In T364250#9790566, @xcollazo wrote:Bunch of recoverable errors reported on https://groups.google.com/a/wikimedia.org/g/ops-dumps/c/efjbIJHS--Q/m/LekH2tawAgAJ. A sample:
*** Wiki: wikidatawiki ===================== [20240512132606]: Skipping bad text id 44423a2f2f636c757374657232392f3739303236383533 of revision 2148925565 [20240512132620]: Skipping bad text id 44423a2f2f636c757374657232392f3739303435343333 of revision 2148962571 [20240512133014]: Skipping bad text id 44423a2f2f636c757374657232382f3739303137383638 of revision 2148962836 [20240512133027]: Skipping bad text id 44423a2f2f636c757374657232392f3739303336323538 of revision 2148944452 [20240512133121]: Skipping bad text id 44423a2f2f636c757374657232392f3739303339343635 of revision 2148950677 [20240512133833]: Skipping bad text id 44423a2f2f636c757374657232392f3739303339373430 of revision 2148951238 [20240512134223]: Skipping bad text id 44423a2f2f636c757374657232382f3739303035343633 of revision 2148937955 [20240512134256]: Skipping bad text id 44423a2f2f636c757374657232382f3739303033373434 of revision 2148934567I have not seen these errors before, and they coincide with https://gerrit.wikimedia.org/r/c/mediawiki/core/+/1020948 being merged, which is part of T362566.

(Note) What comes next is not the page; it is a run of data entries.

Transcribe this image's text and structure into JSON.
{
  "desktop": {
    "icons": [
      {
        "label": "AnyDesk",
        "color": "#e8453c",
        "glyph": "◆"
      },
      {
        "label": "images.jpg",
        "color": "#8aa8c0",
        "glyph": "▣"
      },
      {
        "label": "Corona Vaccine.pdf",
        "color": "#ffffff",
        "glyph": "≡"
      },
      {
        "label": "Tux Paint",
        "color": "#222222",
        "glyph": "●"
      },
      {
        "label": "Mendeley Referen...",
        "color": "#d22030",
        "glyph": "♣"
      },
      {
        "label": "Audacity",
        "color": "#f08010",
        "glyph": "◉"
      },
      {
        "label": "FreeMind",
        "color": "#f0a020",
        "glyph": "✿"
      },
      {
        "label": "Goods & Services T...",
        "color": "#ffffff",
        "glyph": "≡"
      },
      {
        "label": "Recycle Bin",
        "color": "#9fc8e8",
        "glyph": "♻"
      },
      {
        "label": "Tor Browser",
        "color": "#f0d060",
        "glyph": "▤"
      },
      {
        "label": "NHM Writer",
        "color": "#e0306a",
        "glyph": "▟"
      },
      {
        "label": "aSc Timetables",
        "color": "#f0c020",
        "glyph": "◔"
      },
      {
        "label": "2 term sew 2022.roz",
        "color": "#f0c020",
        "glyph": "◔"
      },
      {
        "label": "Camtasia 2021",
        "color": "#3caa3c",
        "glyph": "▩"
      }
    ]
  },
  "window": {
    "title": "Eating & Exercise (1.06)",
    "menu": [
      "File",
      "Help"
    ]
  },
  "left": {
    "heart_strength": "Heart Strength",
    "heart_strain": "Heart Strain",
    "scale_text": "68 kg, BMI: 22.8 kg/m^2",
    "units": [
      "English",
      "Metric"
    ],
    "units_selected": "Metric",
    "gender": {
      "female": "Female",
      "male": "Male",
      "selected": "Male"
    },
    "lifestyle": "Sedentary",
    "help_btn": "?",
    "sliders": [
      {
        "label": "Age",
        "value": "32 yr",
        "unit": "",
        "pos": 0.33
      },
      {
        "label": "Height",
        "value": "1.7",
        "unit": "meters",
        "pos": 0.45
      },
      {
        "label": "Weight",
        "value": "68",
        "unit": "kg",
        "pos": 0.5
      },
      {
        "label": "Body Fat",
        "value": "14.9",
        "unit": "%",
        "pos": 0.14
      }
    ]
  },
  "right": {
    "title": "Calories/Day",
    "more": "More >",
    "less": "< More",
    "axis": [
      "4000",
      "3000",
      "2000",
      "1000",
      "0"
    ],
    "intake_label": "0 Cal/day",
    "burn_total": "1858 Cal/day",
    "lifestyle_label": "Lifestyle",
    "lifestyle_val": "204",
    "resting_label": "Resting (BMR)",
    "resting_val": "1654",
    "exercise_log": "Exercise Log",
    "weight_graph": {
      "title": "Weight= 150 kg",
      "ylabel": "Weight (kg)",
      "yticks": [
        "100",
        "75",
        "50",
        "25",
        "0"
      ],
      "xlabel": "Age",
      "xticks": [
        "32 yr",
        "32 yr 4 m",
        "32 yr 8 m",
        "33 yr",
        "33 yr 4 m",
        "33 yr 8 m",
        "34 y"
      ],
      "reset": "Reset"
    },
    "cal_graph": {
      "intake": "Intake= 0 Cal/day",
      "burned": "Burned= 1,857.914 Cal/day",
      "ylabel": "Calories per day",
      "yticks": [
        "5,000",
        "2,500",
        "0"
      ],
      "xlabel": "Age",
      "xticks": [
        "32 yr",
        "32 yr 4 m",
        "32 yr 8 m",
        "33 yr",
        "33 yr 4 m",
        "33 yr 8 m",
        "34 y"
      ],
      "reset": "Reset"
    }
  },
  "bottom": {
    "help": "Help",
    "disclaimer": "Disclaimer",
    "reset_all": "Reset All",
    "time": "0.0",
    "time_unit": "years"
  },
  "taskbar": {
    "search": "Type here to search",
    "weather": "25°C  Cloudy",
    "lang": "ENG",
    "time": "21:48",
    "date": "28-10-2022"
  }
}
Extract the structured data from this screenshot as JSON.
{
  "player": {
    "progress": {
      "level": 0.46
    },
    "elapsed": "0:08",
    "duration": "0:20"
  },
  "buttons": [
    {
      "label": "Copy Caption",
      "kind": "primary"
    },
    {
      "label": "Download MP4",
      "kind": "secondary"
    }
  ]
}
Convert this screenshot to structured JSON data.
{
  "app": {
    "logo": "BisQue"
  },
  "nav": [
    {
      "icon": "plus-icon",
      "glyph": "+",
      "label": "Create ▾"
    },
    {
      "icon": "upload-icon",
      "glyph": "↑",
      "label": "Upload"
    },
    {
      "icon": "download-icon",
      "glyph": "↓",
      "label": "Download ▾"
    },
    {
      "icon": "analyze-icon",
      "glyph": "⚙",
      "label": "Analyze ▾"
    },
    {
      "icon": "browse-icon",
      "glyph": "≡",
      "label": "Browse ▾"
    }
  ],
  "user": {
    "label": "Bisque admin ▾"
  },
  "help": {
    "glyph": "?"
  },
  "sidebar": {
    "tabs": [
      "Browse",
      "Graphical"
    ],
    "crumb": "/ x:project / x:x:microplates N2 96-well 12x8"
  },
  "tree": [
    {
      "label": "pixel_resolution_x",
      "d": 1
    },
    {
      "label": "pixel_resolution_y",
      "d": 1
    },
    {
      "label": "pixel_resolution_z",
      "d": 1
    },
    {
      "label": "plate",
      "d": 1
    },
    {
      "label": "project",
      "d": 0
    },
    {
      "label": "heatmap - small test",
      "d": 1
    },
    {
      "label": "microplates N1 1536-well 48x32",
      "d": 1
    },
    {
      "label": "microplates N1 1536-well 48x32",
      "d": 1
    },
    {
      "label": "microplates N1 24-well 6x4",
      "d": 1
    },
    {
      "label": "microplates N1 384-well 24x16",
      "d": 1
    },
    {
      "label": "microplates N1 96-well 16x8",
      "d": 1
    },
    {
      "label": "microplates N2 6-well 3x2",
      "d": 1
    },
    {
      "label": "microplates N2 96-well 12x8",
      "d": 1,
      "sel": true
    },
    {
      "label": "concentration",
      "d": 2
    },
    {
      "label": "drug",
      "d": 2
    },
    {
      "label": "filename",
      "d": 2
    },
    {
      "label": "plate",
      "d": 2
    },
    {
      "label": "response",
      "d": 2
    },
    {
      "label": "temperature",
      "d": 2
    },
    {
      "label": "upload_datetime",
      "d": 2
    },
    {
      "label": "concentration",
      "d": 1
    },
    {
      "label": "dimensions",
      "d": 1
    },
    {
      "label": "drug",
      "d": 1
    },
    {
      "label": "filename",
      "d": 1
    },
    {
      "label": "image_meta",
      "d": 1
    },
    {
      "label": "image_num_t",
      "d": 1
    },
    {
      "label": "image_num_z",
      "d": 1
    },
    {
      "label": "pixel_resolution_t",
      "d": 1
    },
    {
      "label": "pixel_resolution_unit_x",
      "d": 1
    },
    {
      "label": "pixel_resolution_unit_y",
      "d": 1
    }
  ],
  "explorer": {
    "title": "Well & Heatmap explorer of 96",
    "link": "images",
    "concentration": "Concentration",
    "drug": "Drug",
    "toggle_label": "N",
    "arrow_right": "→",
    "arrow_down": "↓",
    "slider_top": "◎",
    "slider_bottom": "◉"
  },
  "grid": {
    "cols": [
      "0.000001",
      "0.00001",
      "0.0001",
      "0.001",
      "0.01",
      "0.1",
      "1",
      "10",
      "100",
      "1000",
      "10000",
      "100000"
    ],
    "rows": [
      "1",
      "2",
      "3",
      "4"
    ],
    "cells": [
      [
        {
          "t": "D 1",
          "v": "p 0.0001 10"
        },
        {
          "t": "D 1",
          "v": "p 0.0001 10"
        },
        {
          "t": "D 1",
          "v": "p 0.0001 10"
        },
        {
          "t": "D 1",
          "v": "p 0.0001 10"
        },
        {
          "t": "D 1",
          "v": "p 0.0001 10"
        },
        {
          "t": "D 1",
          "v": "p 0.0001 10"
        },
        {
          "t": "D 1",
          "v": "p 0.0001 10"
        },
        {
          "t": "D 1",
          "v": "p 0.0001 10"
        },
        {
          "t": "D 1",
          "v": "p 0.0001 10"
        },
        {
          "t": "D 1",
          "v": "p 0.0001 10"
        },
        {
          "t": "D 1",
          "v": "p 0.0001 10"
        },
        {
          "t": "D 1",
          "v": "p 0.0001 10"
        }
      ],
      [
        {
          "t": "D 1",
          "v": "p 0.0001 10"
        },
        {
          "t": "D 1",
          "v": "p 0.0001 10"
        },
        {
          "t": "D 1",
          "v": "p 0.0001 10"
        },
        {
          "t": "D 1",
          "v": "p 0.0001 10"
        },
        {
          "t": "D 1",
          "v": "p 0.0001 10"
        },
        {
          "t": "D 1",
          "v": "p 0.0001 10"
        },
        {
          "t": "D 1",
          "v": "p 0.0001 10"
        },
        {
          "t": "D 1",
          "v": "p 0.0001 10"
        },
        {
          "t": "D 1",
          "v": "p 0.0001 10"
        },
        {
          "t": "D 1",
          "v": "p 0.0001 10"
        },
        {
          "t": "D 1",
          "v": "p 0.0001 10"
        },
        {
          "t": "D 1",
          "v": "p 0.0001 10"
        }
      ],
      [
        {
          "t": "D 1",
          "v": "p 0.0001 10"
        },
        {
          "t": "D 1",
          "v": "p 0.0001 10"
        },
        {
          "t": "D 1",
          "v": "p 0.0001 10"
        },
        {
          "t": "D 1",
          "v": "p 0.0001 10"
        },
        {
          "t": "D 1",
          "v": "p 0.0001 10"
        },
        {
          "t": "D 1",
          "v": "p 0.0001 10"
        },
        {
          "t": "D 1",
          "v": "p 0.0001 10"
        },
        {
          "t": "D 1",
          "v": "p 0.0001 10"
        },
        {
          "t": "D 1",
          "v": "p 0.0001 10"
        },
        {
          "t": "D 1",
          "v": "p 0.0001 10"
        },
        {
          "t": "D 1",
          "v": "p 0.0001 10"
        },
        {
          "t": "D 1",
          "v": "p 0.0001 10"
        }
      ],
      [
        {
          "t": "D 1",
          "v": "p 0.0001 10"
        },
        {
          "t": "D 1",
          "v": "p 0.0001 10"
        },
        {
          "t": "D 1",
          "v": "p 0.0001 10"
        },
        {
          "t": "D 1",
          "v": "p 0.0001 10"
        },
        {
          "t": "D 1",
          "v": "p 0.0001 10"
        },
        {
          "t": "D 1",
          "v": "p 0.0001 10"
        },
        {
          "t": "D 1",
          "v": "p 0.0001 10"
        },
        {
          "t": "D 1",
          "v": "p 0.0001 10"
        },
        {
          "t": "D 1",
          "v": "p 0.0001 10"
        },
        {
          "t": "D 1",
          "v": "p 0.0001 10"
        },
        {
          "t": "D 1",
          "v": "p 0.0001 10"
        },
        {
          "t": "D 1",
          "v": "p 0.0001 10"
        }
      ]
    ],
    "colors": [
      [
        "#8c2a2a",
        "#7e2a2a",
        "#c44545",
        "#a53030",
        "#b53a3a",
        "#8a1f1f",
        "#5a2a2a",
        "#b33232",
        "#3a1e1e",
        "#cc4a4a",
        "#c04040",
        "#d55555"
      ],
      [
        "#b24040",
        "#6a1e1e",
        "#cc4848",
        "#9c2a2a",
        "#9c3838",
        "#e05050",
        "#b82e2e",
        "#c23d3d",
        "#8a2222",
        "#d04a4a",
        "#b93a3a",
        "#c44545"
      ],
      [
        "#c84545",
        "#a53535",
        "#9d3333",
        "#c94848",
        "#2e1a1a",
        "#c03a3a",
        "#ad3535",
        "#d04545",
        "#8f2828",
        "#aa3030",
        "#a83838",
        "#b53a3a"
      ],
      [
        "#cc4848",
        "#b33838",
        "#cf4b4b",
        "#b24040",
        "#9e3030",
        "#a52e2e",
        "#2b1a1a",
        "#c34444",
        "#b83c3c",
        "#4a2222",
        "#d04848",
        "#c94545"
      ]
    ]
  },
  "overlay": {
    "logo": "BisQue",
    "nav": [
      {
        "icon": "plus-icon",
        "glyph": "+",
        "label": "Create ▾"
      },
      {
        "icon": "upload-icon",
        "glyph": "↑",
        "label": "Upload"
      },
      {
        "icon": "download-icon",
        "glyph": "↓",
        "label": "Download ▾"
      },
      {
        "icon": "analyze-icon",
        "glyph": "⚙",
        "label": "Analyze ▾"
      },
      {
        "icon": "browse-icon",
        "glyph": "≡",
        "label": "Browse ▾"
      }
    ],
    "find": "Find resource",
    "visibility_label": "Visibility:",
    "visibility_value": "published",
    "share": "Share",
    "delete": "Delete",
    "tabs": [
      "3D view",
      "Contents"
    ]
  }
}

Perusing code, the exception is coming from :
... protected function getText( $id, $model = null, $format = null, $expSize = null ) { if ( !$this->isValidTextId( $id ) ) { $msg = "Skipping bad text id " . $id . " of revision " . $this->thisRev; $this->progress( $msg ); return ''; } ...and isValidTextId() is defined as:
private function isValidTextId( $id ) { if ( preg_match( '/:/', $id ) ) { return $id !== 'tt:0'; } elseif ( preg_match( '/^\d+$/', $id ) ) { return intval( $id ) > 0; } return false; }
In T364250#9791419, @xcollazo wrote:In T364250#9790650, @Ladsgroup wrote:We should get rid of that part and bump the XML version as Daniel suggested. Wanna do it?
I'm afraid I am not versed in MediaWiki development. I just happen to be the guy that inherited Dumps 1.0 via a series of unfortunate events.
I am happy to bump the XML and get rid of the text id as part of Dumps 2.0 work though (Dumps 2.0 is tech stack of Hadoop/Flink/Spark which am very comfortable with).
In T364250#9792093, @Ladsgroup wrote:We all have had such misfortunes! Fixing the issue in mw is rather easy, we should just drop the code piece, bump the number in several places, update the schema validation and update tests. Here is an example https://gerrit.wikimedia.org/r/c/mediawiki/core/+/464768
I'd be more than happy to review or help getting it done.